Speranza
Goffman writes:
"When the individual's stigma is established in him during his stay in an institution, and when the institution retains a discrediting hold upon him for a period after his release, one may expect a special cycle of passing. For example, in one mental hospital -- see Goffman's study of St. Elizabeths Hospital, Washington, DC, partly reported in "Asylums" (New York: Doubleday & Co., Anchor Books, 1961) -- it was found that patients RE-ENTERING the community often planned to pass in some degree.
"Patients who were forced to rely on the rehabilitation officer, the social service worker, or the employment agencies for a job, often discussed among theeir fellows the contingencies they faced and the standard strategy for dealing with them."

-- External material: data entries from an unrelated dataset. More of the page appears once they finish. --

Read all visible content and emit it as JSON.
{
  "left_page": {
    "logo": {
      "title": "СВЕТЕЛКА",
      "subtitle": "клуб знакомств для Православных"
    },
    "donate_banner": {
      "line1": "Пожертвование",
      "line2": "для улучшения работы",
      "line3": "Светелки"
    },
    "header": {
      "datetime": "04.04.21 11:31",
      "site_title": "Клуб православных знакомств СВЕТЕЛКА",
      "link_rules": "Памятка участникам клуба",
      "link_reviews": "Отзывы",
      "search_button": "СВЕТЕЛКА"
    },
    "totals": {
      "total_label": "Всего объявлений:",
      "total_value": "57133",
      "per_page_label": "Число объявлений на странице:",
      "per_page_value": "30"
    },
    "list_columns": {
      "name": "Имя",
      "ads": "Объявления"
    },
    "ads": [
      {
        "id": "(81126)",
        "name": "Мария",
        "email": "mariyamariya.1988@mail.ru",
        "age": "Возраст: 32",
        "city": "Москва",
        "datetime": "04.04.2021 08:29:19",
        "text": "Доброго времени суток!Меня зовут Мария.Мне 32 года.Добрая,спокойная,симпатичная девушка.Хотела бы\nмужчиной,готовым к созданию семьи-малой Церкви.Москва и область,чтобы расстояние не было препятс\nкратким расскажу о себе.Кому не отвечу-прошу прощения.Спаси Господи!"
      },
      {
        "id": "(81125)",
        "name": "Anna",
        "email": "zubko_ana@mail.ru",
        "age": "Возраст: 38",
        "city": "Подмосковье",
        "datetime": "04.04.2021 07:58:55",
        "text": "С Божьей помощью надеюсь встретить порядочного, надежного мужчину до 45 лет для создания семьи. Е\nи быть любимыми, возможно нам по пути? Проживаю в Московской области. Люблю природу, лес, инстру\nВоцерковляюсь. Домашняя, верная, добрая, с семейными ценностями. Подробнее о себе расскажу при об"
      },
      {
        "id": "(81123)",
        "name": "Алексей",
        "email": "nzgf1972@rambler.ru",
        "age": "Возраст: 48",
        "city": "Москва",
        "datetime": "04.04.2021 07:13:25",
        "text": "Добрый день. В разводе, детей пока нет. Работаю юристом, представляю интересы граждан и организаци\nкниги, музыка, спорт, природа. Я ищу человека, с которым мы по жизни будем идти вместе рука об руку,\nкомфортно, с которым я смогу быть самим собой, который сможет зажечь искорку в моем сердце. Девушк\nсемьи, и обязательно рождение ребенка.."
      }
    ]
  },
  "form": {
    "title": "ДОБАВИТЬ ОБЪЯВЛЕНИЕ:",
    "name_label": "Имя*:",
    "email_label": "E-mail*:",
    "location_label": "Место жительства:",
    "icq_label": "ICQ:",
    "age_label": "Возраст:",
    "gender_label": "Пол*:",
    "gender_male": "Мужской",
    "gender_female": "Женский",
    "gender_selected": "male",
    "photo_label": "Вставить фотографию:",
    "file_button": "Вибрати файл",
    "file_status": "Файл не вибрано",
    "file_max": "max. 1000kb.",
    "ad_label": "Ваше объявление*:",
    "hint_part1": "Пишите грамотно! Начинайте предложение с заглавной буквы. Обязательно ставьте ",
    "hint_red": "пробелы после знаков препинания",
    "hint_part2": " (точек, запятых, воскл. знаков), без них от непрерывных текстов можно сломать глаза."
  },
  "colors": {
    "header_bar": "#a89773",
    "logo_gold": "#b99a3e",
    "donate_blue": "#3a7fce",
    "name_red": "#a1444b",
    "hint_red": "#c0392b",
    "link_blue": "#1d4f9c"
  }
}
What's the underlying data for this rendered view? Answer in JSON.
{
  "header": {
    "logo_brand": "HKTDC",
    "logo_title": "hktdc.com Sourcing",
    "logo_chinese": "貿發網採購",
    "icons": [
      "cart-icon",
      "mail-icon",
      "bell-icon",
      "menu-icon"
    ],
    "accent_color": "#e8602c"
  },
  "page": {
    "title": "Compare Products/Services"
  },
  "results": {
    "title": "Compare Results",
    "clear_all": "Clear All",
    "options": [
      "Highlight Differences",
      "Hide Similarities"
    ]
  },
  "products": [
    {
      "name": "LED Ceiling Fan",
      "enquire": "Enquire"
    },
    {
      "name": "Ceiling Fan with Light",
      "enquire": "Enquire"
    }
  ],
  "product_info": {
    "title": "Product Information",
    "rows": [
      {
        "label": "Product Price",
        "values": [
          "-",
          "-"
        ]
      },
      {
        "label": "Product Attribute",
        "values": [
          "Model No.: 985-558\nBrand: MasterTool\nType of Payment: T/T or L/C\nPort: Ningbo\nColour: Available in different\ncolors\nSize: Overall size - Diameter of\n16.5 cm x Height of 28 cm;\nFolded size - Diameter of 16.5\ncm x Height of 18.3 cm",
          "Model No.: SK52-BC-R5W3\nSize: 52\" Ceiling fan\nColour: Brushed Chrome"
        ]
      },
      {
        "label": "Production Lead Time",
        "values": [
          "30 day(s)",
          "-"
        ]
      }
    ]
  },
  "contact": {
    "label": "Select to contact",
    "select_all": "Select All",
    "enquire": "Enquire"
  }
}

"Patients express the feeling that after staying in a placement job of this kind, long enough to save some money and get loose from hospital agencies, they would quite work and, on the basis of the six-month work record, get a job someplace else, this time TRUSTING everyone at work would BE KEPT IGNORANT of the stay in a mental hospital."
Goffman gives the reference: "for evidence of the frequency of ex-patients employing such a passing cycle, see M. Linder and D. Landy, "Post-discharge experience and vocational rehabilitation needs of psychiatric patients," "Mental Hygiene", vol. XLII 1958, p. 39.